Double Feature Club!
My brother Dave had the great idea, recently, to start a Double Feature Club. This is a movie-version of a book club, in which a group of friends will gather, approximately once a month, to enjoy a Double Feature on a certain theme.
Dave hosted the first installment last week — two movies starring Jeff Bridges: Arlington Road and The Big Lebowski.
Arlington Road (1999) — Jeff Bridges plays Michael Faraday (no connection to the time-traveling Daniel Faraday on Lost), a widowed college history professor who teaches courses on terrorism in America. He becomes friends with new neighbors, Oliver and Cheryl Lang (Tim Robbins and Joan Cusack). However, he grows increasingly suspicious of Oliver, and when he begins looking into Oliver’s background he becomes convinced that Oliver is plotting a terrorist act on American soil.
Arlington Road is a nice taught thriller that has a dynamite twist ending. It really stunned me when I first saw it in theatres back in ’99. Because movies like these, with twist endings, tend to lose something upon repeat viewings… and also because the film is, frankly, quite a downer, I’d never re-watched it in the years since. I was very curious, now, to see how the film held up.
No surprise, it loses a lot of its power once you know the ending. However, there is still fun to be had in watching the film through while knowing the end, and seeing how that knowledge colors scenes that you’d previously thought of differently. The plot holds up pretty well to scrutiny. In a post 9-11 world, this story about the fear of terrorism, and possibility of hidden dangers even among our suburban neighbors, has a lot of extra weight. The film is completely colored by that now, but I don’t think that’s altogether a bad thing.
The main joy of the film is watching Bridges slowly unravel as Faraday becomes more and more obsessed with his neighbors. Robbins and Cusack are also a blast, alternately playing friendly & gregarious and very, very creepy.
The Big Lebowski (1998) — Jeff Bridges is Jeffrey “The Dude” Lebowski, a stoned LA lay-about who gets mixed up in a Chandler-esque tale of intrigue and mistaken identity. I’d loved this film back in college, but it had been years since I’d seen it last. As with Arlington Road, I was eager to see how well this film held up.
Well, I am pleased to say that it remains ferociously entertaining. Bridges is just terrific as The Dude, conveying an eminently likable slacker/stoner without laying on the shtick too thickly. As always in a film by the Coen Brothers, our lead is surrounded by an ensemble of wonderfully bizarre characters. There’s John Goodman as The Dude’s bowling buddy Walter, a gun-toting Vietnam vet who takes his Judaism very seriously.
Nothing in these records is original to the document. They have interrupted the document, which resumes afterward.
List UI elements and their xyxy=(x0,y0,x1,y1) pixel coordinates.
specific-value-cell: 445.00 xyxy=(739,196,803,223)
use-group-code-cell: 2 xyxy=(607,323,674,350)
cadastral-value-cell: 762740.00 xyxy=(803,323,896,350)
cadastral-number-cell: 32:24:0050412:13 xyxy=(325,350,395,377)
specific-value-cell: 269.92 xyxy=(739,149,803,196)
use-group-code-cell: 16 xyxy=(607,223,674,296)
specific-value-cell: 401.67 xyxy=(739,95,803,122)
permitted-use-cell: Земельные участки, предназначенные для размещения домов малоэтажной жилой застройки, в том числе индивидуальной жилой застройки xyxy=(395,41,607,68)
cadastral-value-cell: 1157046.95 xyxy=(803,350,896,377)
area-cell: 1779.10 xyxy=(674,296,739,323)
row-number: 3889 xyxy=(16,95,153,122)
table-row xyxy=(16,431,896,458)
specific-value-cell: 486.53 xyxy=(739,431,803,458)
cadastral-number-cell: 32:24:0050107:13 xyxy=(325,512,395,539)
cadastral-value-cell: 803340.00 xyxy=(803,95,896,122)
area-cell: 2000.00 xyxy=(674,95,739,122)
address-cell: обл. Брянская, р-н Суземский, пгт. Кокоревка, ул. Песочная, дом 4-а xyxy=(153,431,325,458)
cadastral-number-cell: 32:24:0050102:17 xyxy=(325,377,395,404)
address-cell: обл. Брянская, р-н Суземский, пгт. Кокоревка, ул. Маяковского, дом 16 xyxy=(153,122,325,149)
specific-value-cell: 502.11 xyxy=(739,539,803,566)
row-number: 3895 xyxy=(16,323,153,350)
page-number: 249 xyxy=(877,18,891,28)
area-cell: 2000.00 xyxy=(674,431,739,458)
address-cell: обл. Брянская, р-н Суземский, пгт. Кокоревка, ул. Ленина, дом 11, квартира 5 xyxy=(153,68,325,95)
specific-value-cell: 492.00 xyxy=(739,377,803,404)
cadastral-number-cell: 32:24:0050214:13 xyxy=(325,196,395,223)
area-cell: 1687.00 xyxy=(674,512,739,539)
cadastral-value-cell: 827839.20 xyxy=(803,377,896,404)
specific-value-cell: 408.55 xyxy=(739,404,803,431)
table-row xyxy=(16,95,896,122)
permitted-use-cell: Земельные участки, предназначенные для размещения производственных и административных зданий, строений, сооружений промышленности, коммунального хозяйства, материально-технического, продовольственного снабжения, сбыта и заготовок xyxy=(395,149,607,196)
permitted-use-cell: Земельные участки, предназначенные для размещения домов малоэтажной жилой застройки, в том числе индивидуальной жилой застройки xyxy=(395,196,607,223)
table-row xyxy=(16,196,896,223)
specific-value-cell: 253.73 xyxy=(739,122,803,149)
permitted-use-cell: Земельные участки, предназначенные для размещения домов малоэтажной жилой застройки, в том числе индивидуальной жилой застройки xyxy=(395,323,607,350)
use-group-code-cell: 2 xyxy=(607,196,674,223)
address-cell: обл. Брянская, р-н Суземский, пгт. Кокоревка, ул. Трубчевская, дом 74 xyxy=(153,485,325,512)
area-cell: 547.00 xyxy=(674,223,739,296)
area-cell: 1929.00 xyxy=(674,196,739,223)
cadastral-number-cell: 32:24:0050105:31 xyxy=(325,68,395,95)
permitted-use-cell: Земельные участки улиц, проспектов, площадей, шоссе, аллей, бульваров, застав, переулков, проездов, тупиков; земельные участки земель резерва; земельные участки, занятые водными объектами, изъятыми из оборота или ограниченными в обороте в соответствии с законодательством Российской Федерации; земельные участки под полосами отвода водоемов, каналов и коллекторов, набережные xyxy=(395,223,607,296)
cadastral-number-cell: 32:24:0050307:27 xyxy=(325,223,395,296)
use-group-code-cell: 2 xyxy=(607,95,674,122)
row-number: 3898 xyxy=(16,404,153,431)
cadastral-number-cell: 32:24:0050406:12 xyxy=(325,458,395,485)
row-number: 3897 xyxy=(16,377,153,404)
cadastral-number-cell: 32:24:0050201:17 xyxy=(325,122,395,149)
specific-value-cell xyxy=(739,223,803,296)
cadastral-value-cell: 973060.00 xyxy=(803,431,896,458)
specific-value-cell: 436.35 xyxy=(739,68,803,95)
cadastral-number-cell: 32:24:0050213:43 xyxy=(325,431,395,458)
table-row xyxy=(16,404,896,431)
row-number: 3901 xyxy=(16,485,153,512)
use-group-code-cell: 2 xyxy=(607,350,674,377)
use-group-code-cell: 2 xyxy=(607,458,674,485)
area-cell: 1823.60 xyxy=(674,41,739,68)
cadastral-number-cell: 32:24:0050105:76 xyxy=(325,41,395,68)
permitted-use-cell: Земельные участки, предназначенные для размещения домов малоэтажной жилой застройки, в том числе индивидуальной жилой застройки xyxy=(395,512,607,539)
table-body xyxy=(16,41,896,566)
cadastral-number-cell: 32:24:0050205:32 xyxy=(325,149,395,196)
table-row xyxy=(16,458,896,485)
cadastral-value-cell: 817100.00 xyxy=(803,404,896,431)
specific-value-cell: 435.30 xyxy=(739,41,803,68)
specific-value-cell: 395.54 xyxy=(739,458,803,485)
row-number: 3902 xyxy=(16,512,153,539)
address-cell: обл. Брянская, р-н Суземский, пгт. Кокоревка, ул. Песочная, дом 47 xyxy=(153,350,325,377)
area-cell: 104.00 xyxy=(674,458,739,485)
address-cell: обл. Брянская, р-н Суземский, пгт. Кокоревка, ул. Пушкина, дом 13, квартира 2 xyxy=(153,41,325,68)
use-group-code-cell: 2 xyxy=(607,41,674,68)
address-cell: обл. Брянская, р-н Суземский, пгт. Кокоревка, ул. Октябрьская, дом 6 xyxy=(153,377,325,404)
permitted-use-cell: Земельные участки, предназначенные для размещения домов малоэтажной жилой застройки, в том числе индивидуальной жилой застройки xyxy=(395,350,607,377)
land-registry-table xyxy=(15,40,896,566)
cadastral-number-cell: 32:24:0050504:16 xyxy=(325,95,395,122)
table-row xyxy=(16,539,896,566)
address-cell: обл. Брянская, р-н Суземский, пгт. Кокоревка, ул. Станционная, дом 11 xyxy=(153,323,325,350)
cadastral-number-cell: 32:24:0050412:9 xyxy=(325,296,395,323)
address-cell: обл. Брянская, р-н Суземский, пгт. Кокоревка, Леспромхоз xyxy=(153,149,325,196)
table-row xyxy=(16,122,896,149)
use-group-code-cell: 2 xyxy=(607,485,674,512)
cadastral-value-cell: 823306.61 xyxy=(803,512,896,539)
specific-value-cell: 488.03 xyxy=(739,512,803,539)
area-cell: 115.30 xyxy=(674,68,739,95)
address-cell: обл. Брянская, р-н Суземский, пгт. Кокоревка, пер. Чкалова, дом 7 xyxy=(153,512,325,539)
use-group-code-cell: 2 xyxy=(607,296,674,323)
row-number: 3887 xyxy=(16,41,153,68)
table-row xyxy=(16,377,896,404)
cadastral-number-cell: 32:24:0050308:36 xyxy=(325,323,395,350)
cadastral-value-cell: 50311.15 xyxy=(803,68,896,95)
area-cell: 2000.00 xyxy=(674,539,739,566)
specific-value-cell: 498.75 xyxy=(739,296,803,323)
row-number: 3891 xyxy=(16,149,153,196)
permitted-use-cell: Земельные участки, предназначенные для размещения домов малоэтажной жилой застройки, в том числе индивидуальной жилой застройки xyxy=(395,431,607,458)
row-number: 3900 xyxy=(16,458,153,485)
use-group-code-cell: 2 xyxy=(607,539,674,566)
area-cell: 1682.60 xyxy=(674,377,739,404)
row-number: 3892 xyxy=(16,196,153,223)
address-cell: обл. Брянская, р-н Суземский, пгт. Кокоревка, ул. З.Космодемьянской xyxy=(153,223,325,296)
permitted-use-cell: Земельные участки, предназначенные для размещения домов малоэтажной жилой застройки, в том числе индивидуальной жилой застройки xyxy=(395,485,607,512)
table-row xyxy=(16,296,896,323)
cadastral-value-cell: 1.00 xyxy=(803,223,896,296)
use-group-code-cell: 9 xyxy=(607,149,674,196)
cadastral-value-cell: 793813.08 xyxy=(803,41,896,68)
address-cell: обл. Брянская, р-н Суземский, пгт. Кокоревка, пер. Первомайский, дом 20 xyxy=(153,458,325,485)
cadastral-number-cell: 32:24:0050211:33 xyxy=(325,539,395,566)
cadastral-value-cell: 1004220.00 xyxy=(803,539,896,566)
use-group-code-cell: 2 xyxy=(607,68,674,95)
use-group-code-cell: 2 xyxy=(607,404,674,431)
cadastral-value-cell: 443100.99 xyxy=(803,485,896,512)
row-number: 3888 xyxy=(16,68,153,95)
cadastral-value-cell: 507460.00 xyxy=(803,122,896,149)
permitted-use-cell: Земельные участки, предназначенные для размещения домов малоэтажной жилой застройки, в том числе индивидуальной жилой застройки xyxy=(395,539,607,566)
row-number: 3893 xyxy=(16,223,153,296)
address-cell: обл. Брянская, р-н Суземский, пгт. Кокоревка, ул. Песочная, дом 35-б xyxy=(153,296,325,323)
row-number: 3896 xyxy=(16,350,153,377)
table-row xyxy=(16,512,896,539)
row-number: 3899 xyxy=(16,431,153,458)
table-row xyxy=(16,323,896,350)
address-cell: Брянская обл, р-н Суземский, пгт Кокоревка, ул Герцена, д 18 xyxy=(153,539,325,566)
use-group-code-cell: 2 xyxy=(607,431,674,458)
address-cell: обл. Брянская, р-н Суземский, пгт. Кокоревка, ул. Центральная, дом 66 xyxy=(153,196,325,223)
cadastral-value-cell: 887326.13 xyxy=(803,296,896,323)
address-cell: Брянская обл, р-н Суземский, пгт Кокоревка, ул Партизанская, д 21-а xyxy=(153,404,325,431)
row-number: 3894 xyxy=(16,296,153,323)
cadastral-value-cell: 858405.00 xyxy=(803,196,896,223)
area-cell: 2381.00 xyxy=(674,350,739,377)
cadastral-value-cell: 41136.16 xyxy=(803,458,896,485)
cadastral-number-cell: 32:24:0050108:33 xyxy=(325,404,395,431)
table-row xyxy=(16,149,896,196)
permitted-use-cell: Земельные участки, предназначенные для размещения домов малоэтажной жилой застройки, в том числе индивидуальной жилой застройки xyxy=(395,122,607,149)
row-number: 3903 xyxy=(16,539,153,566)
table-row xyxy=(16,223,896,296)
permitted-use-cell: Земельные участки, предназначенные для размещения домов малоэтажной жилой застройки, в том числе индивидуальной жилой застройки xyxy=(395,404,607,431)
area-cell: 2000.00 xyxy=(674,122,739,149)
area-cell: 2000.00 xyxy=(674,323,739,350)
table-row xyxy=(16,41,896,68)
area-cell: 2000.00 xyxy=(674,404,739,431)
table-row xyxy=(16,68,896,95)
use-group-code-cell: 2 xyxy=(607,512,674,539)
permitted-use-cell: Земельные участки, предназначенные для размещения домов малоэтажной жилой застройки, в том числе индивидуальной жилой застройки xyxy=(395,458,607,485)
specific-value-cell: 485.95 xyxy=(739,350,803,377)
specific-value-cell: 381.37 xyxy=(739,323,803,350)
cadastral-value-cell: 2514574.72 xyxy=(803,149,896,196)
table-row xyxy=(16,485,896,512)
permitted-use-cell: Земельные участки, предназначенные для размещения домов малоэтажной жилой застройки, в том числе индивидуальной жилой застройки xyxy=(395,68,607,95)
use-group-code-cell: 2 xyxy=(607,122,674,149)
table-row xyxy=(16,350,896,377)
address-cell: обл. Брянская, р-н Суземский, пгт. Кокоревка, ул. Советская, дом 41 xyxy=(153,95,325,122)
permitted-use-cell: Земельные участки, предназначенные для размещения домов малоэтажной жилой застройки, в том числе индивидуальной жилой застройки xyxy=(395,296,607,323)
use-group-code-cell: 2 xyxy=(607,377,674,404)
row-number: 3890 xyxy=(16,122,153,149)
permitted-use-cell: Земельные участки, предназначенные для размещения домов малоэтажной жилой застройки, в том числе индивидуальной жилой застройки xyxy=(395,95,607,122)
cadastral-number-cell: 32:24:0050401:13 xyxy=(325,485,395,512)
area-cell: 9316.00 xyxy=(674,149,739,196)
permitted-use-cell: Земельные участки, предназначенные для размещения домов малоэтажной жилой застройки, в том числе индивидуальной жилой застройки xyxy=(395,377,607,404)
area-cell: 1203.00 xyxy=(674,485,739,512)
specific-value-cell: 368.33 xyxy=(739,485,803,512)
Steve Buscemi is Donny, another bowling buddy who, as always seems to happen to Buscemi in Coen Brothers movies, meets an unfortunate end. David Huddleston is the rich, “Big” Lebowski with whom the Dude is confused in the opening of the film. Philip Seymour Hoffman gives great sycophant as the Big Lebowski’s aide, Grant. Julianne Moore is Maude Lebowski — even after seeing this film several times I’m still not exactly certain what her story is. John Turturro makes the most of just a few scenes as scary bowler Jesus Quintana, as does the great Sam Elliott (sporting one of the best mustaches ever to grace the silver screen) as The Stranger.
The plot of the film is wonderfully complex and, in the end, also pretty much irrelevant. The fun of this film is watching all of these crazy characters careen off of one another in increasingly bizarre ways. The dream sequences are also a hoot.
All in all, our first meeting of the Double Feature Club was a great success. After watching the intense, very serious Arlington Road it was a pleasure to relax and enjoy the nuttiness of The Big Lebowski. Two great films that have both aged well. (Though it will be Lebowski that I will re-watch more often in the future, I am sure.)
I will, of course, continue to report on future Double Feature Club installments as they happen!